From:Jörg Rhiemeier <joerg_rhiemeier@...>
Date:Thursday, January 13, 2005, 17:03
Hallo!

On Wed, 12 Jan 2005 18:24:35 -0800,
Sai Emrys <saizai@...> wrote:

> [...] > > Q1: What is your *phonemic* inventory? I.e., what are all of the > discriminated phonemes in your conlang(s). (IPA / CXS / X-SAMPA)
Old Albic has: /p/ /t/ /k/ /b/ /d/ /g/ /i/ /y/ /u/ /f/ /T/ /x/ /s/ /h/ /e/ /2/ /o/ /m/ /n/ /N/ /l/ /a/ /w/ /r/ /j/ The vowels occur both short and (much less common) long. Long vowels are tense and short vowels are lax.
> (Side question: CXS is the "standard" notation for this list?)
De facto, yes.
> Q2: What are the allophones? I.e., for each phoneme, what are the > "normal" variants that don't change meaning?
The stops have "fortis" and "lenis" allophones of which the latter occur after vowels and /w l r j/. This rule operates across word boundaries in certain cases, e.g. within an NP.
> Q2b: If you have any, what are the connotations / implications of the > different allophones? E.g., do you use them for different dialects, > registers, "accents", etc.?
Some rural dialects are described as having aspirated stops /p_h/, /t_h/, /k_h/ for the fricatives /f/, /T/, /x/ by classical Old Albic authors. This pronunciation was generally considered rustic, uneducated and ugly among urbanites.
> Q3: How do your choices for the above reflect the goals of your > language?
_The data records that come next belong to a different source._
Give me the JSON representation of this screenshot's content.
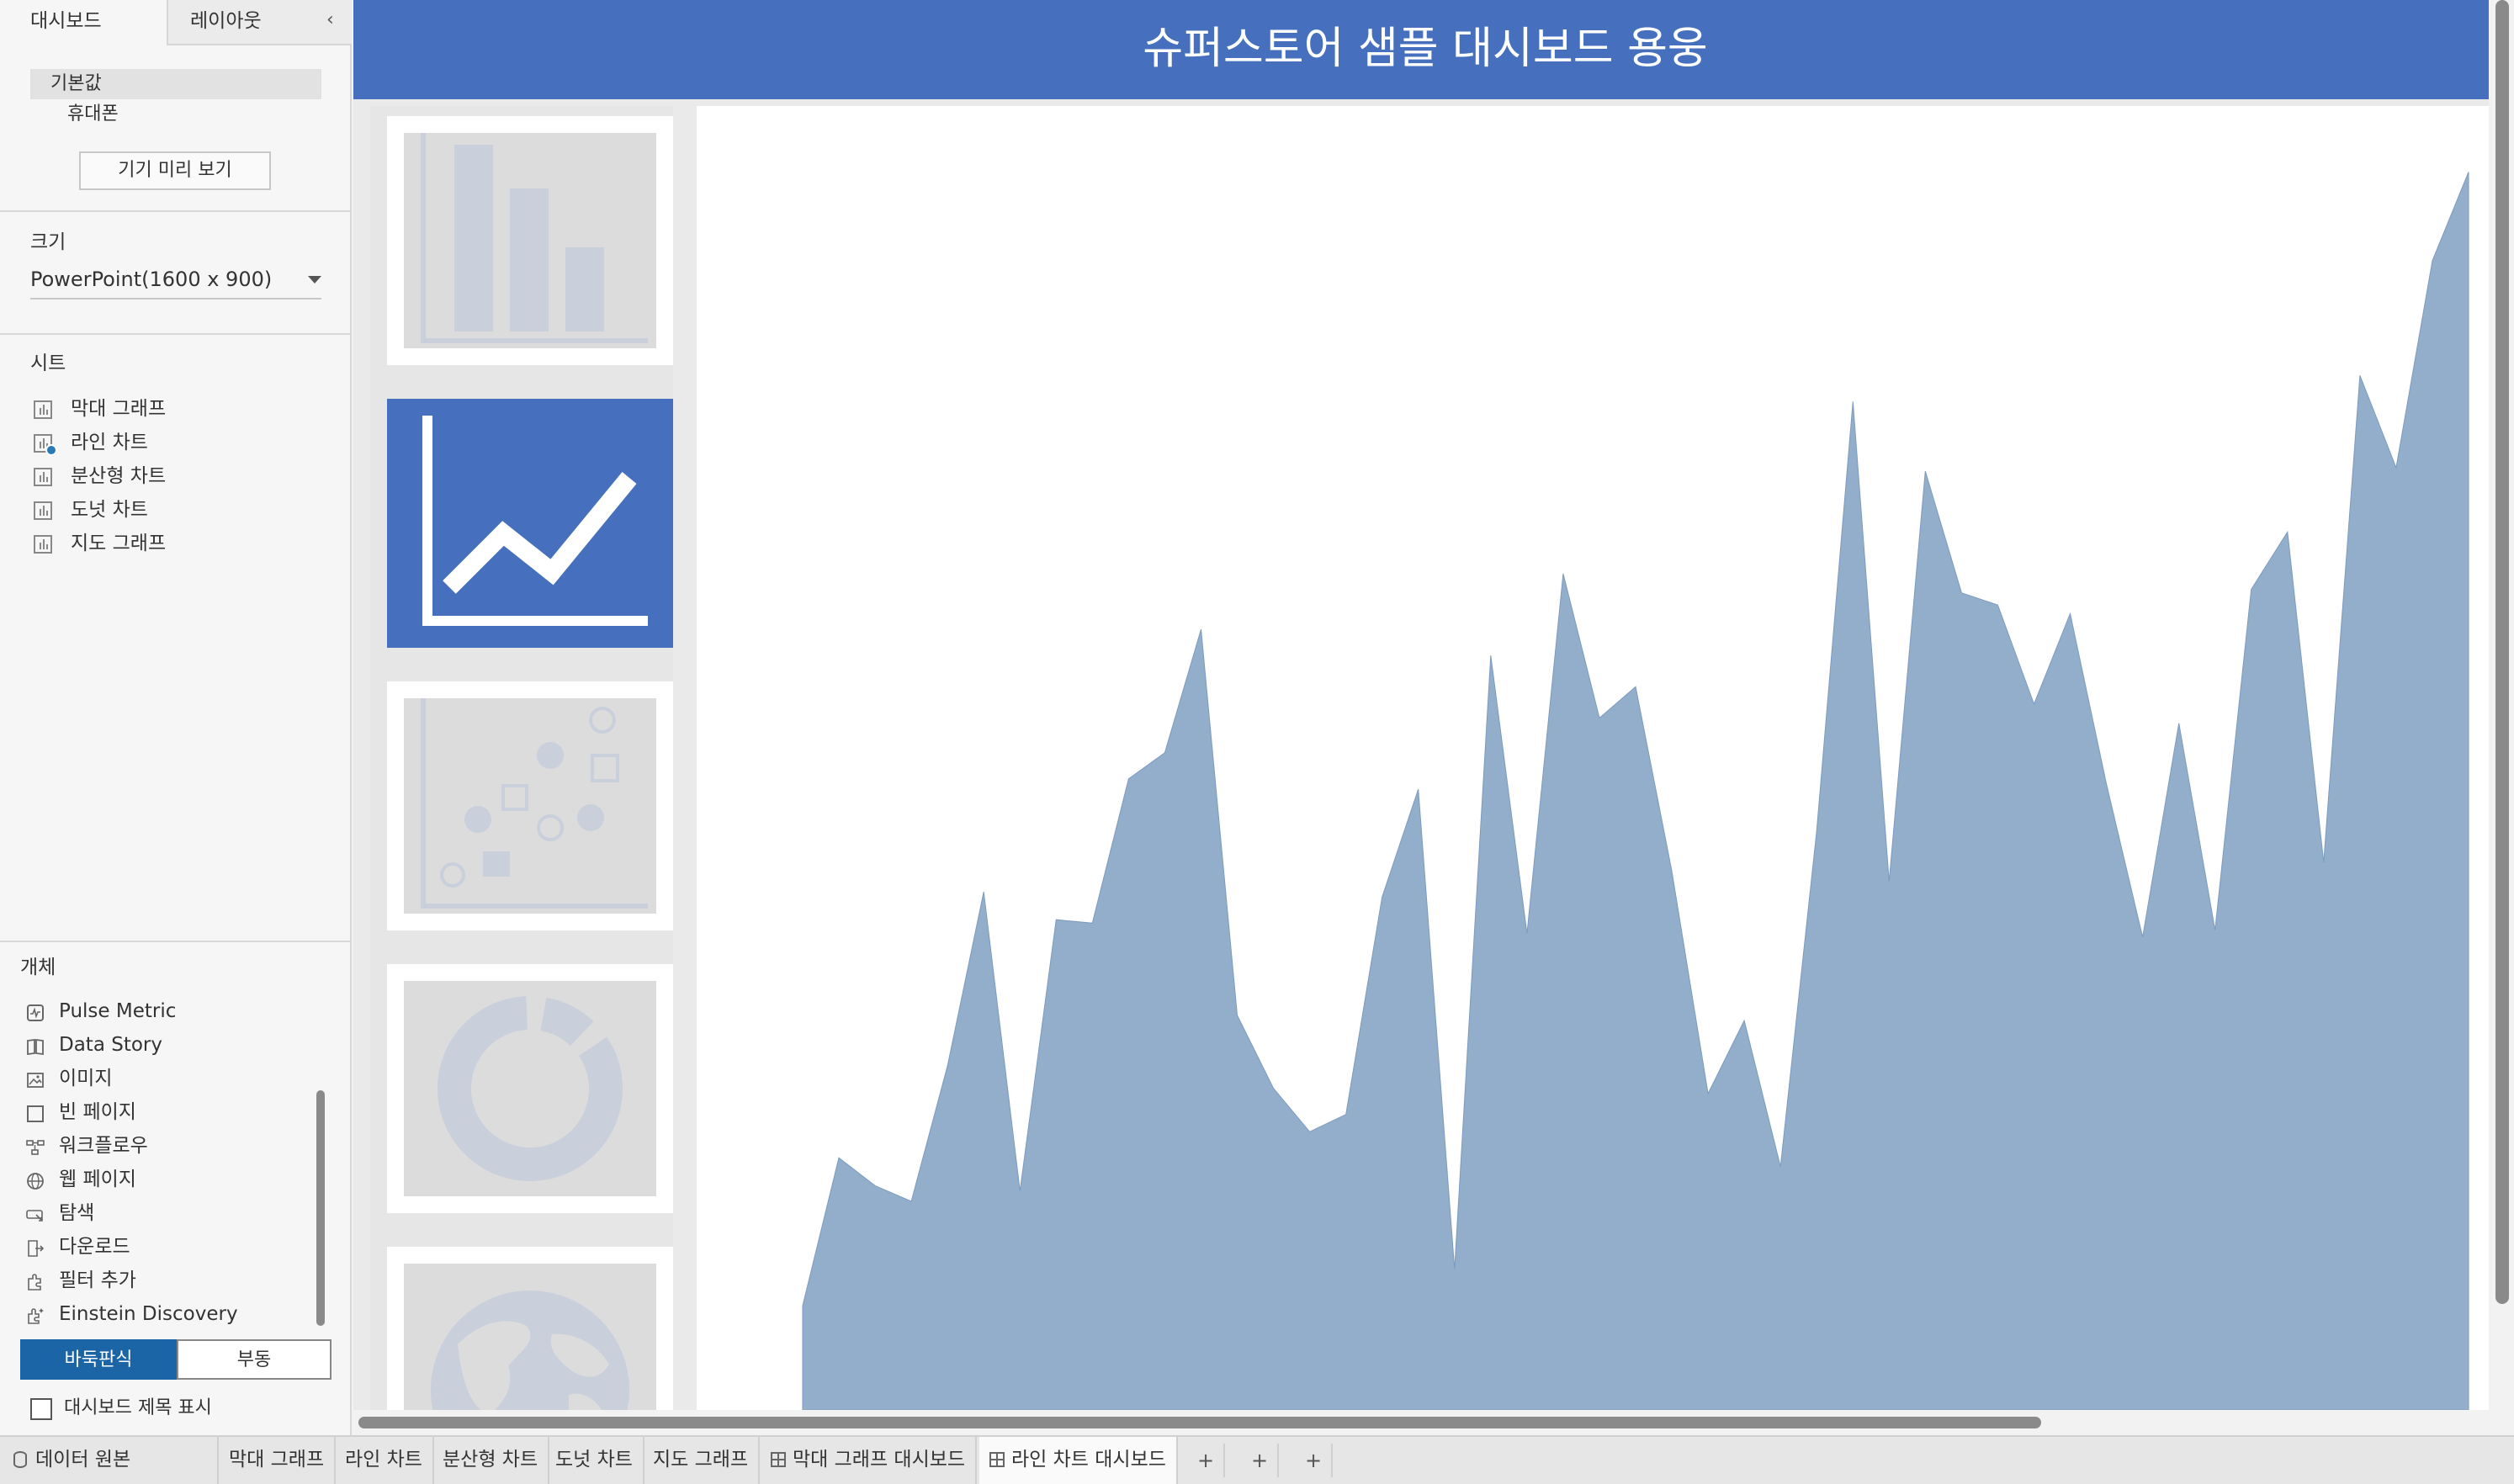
{
  "left_panel": {
    "tabs": {
      "dashboard": "대시보드",
      "layout": "레이아웃"
    },
    "collapse_glyph": "‹",
    "devices": {
      "default": "기본값",
      "phone": "휴대폰"
    },
    "device_preview_button": "기기 미리 보기",
    "size": {
      "title": "크기",
      "value": "PowerPoint(1600 x 900)"
    },
    "sheets": {
      "title": "시트",
      "items": [
        {
          "label": "막대 그래프"
        },
        {
          "label": "라인 차트"
        },
        {
          "label": "분산형 차트"
        },
        {
          "label": "도넛 차트"
        },
        {
          "label": "지도 그래프"
        }
      ]
    },
    "objects": {
      "title": "개체",
      "items": [
        {
          "label": "Pulse Metric",
          "icon": "pulse-metric-icon"
        },
        {
          "label": "Data Story",
          "icon": "book-icon"
        },
        {
          "label": "이미지",
          "icon": "image-icon"
        },
        {
          "label": "빈 페이지",
          "icon": "blank-icon"
        },
        {
          "label": "워크플로우",
          "icon": "workflow-icon"
        },
        {
          "label": "웹 페이지",
          "icon": "globe-icon"
        },
        {
          "label": "탐색",
          "icon": "navigation-icon"
        },
        {
          "label": "다운로드",
          "icon": "download-icon"
        },
        {
          "label": "필터 추가",
          "icon": "puzzle-icon"
        },
        {
          "label": "Einstein Discovery",
          "icon": "einstein-icon"
        }
      ]
    },
    "layout_mode": {
      "tiled": "바둑판식",
      "floating": "부동"
    },
    "show_title": "대시보드 제목 표시"
  },
  "dashboard": {
    "title": "슈퍼스토어 샘플 대시보드 용웅",
    "colors": {
      "title_bg": "#4670be",
      "area_fill": "#93aecb",
      "area_stroke": "#7d9ac0",
      "nav_active": "#4670be"
    },
    "nav_buttons": [
      {
        "icon": "bar-chart-icon",
        "active": false
      },
      {
        "icon": "line-chart-icon",
        "active": true
      },
      {
        "icon": "scatter-chart-icon",
        "active": false
      },
      {
        "icon": "donut-chart-icon",
        "active": false
      },
      {
        "icon": "map-globe-icon",
        "active": false
      }
    ]
  },
  "chart_data": {
    "type": "area",
    "values": [
      6.0,
      14.5,
      12.9,
      12.0,
      19.8,
      29.8,
      12.6,
      28.2,
      28.0,
      36.3,
      37.8,
      44.9,
      22.7,
      18.5,
      16.0,
      17.0,
      29.5,
      35.7,
      8.1,
      43.4,
      27.4,
      48.1,
      39.8,
      41.6,
      31.0,
      18.2,
      22.4,
      14.0,
      33.3,
      58.0,
      30.4,
      54.0,
      47.0,
      46.3,
      40.6,
      45.8,
      36.0,
      27.2,
      39.5,
      27.6,
      47.2,
      50.5,
      31.5,
      59.5,
      54.2,
      66.1,
      71.2
    ],
    "ylim": [
      0,
      75
    ]
  },
  "bottom_tabs": {
    "data_source": "데이터 원본",
    "sheets": [
      "막대 그래프",
      "라인 차트",
      "분산형 차트",
      "도넛 차트",
      "지도 그래프"
    ],
    "dashboards": [
      "막대 그래프 대시보드",
      "라인 차트 대시보드"
    ],
    "active": "라인 차트 대시보드",
    "new_sheet_glyph": "+",
    "new_dashboard_glyph": "+",
    "new_story_glyph": "+"
  }
}
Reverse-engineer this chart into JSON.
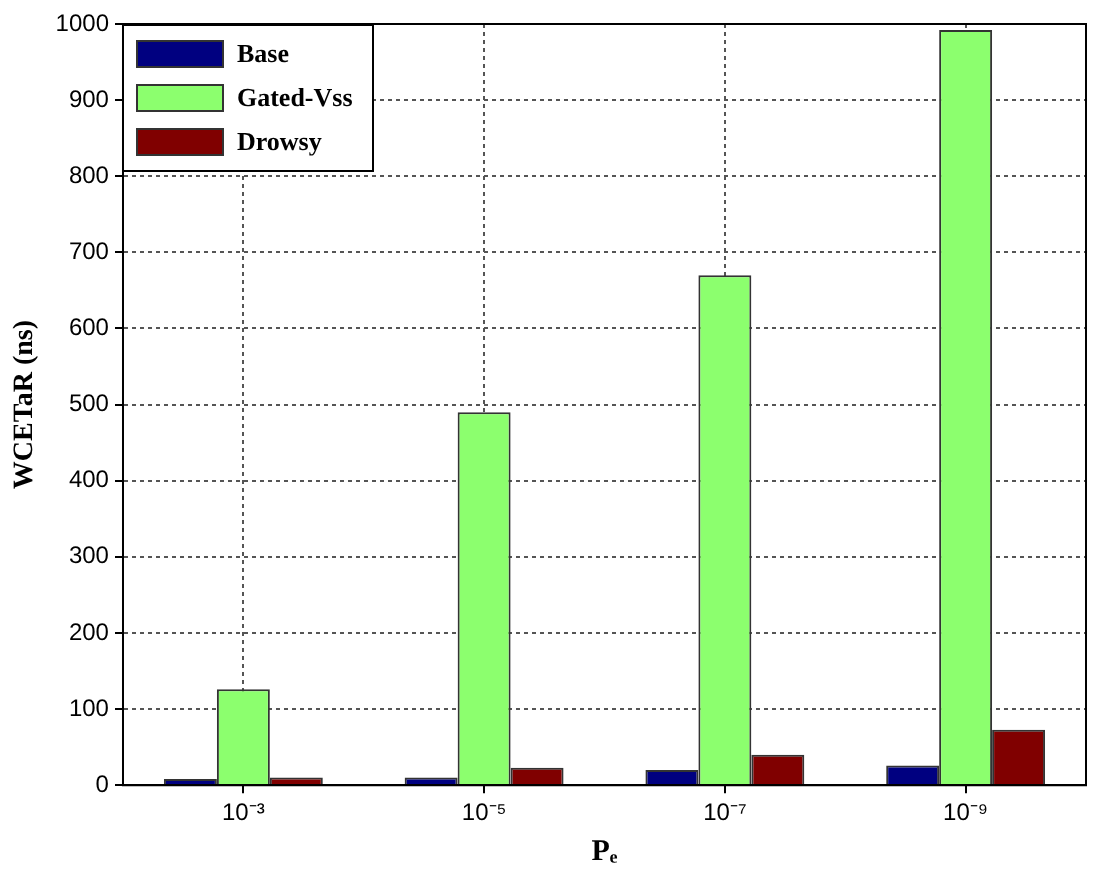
{
  "chart_data": {
    "type": "bar",
    "xlabel": "Pₑ",
    "ylabel": "WCETaR (ns)",
    "categories": [
      "10⁻³",
      "10⁻⁵",
      "10⁻⁷",
      "10⁻⁹"
    ],
    "series": [
      {
        "name": "Base",
        "color": "#000080",
        "values": [
          8,
          10,
          20,
          26
        ]
      },
      {
        "name": "Gated-Vss",
        "color": "#8cff6e",
        "values": [
          126,
          490,
          670,
          992
        ]
      },
      {
        "name": "Drowsy",
        "color": "#800000",
        "values": [
          10,
          23,
          40,
          73
        ]
      }
    ],
    "ylim": [
      0,
      1000
    ],
    "yticks": [
      0,
      100,
      200,
      300,
      400,
      500,
      600,
      700,
      800,
      900,
      1000
    ],
    "grid": true,
    "legend": "top left"
  }
}
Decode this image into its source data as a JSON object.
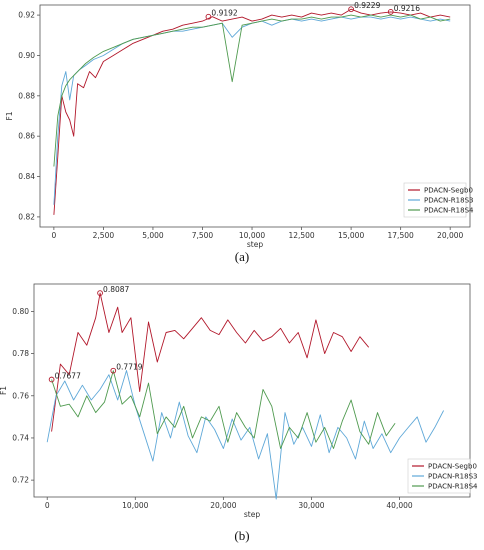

E.g., if it's an auxlang [here!?], it's probably motivated > by having common, strongly "universal" common-use phonetics to > maximize learnability. So, for whatever your goals are for the > conlang, how do they apply to the choices you made for phonetics / > phonology?
Old Albic is an artlang designed to fit my personal style, and also to represent a plausible pre-Celtic language of Britain that is a distant cousin to Indo-European. Greetings, Jörg.